1.28μm lasing from stacked InAs∕GaAs quantum dots with low-temperature-grown AlGaAs cladding layer by metalorganic chemical vapor deposition

Abstract

We report the device characteristics of stacked $\mathrm{In}\mathrm{As}∕\mathrm{Ga}\mathrm{As}$ quantum-dot lasers cladded by ${\mathrm{Al}}_{0.4}{\mathrm{Ga}}_{0.6}\mathrm{As}$ layer grown at a low temperature by metalorganic chemical vapor deposition.
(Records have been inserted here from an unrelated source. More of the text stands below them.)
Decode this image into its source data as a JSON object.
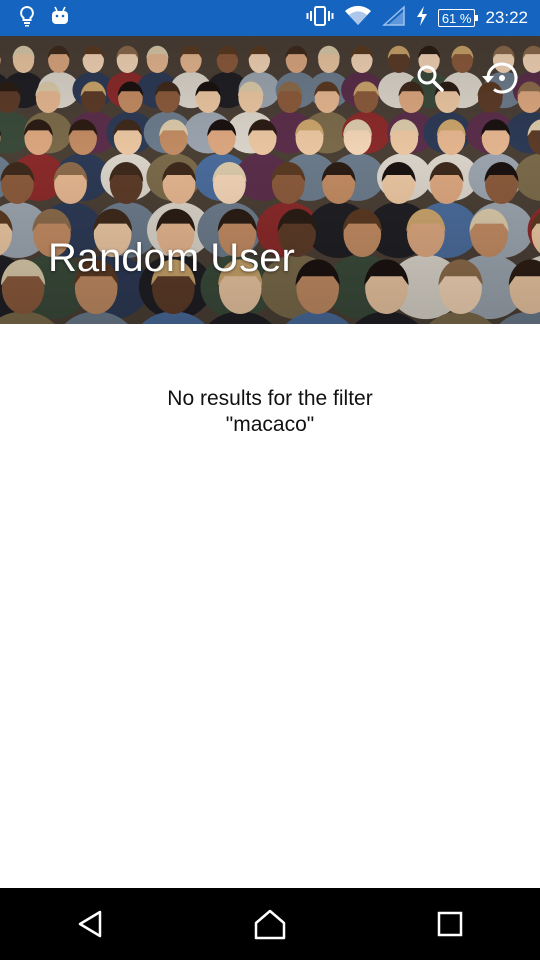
{
  "status_bar": {
    "time": "23:22",
    "battery": "61 %",
    "icons": [
      "lightbulb-icon",
      "android-icon",
      "vibrate-icon",
      "wifi-icon",
      "signal-icon",
      "charging-icon"
    ],
    "color": "#1565c0"
  },
  "header": {
    "title": "Random User",
    "actions": [
      "search-icon",
      "restore-icon"
    ]
  },
  "content": {
    "empty_message_line1": "No results for the filter",
    "empty_message_line2": "\"macaco\""
  },
  "nav_bar": {
    "buttons": [
      "back-icon",
      "home-icon",
      "recents-icon"
    ]
  }
}
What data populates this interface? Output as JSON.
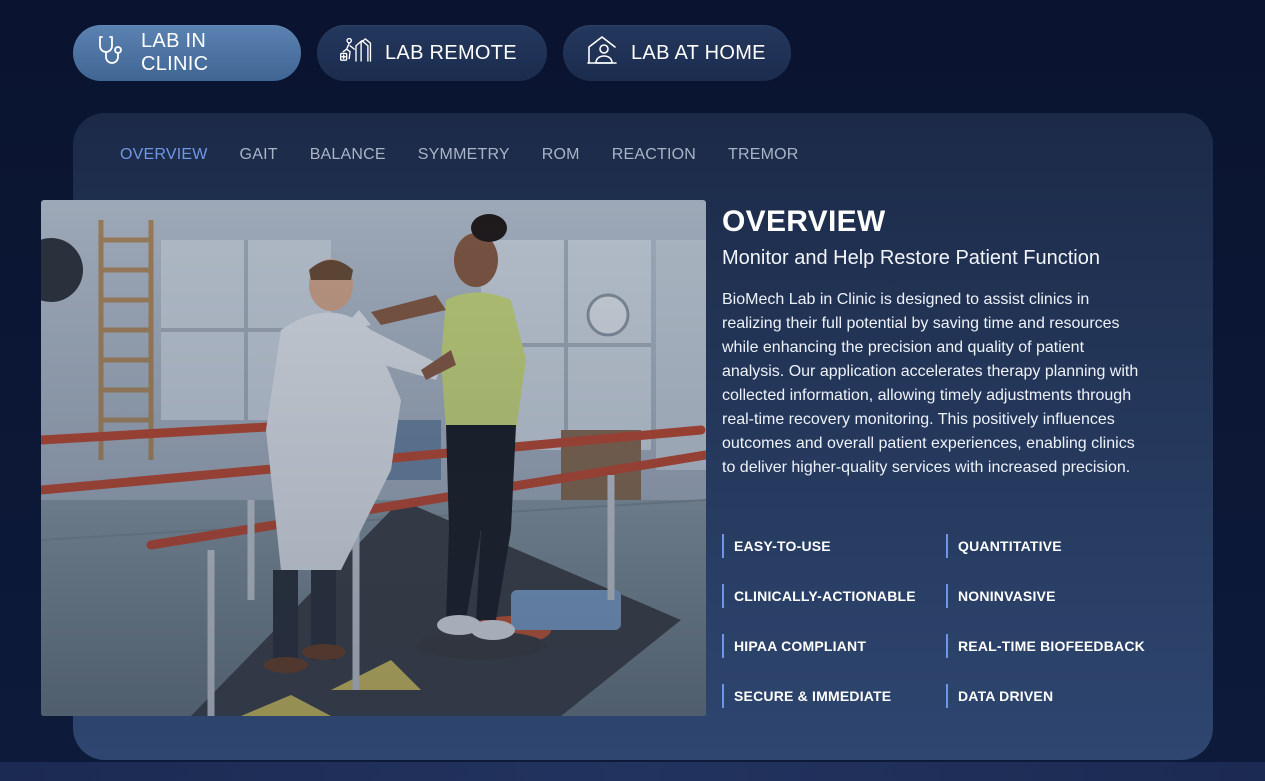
{
  "mode_tabs": [
    {
      "label": "LAB IN CLINIC",
      "icon": "stethoscope-icon",
      "active": true
    },
    {
      "label": "LAB REMOTE",
      "icon": "remote-patient-icon",
      "active": false
    },
    {
      "label": "LAB AT HOME",
      "icon": "home-user-icon",
      "active": false
    }
  ],
  "sub_tabs": [
    {
      "label": "OVERVIEW",
      "active": true
    },
    {
      "label": "GAIT",
      "active": false
    },
    {
      "label": "BALANCE",
      "active": false
    },
    {
      "label": "SYMMETRY",
      "active": false
    },
    {
      "label": "ROM",
      "active": false
    },
    {
      "label": "REACTION",
      "active": false
    },
    {
      "label": "TREMOR",
      "active": false
    }
  ],
  "content": {
    "title": "OVERVIEW",
    "subtitle": "Monitor and Help Restore Patient Function",
    "body": "BioMech Lab in Clinic is designed to assist clinics in realizing their full potential by saving time and resources while enhancing the precision and quality of patient analysis. Our application accelerates therapy planning with collected information, allowing timely adjustments through real-time recovery monitoring. This positively influences outcomes and overall patient experiences, enabling clinics to deliver higher-quality services with increased precision."
  },
  "features": [
    "EASY-TO-USE",
    "QUANTITATIVE",
    "CLINICALLY-ACTIONABLE",
    "NONINVASIVE",
    "HIPAA COMPLIANT",
    "REAL-TIME BIOFEEDBACK",
    "SECURE & IMMEDIATE",
    "DATA DRIVEN"
  ],
  "colors": {
    "accent": "#6f97e6",
    "active_tab": "#4f76a5",
    "panel": "#24375a",
    "background": "#0b1530"
  }
}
A blueshift in emission energy by the effect of postgrowth annealing can be suppressed when the annealing temperature is below $570°\mathrm{C}$ . We achieved the $1.28\mu \mathrm{m}$ continuous-wave lasing at room temperature of five layer stacked $\mathrm{In}\mathrm{As}∕\mathrm{Ga}\mathrm{As}$ quantum dots embedded in ${\mathrm{In}}_{0.13}{\mathrm{Ga}}_{0.87}\mathrm{As}$ strain-reducing layer whose $p$ -cladding layer is grown at $560°\mathrm{C}$ . From the experiments and calculations of the gain spectra of fabricated quantum-dot lasers, the observed lasing originates from the first excited state of stacked InAs quantum dots.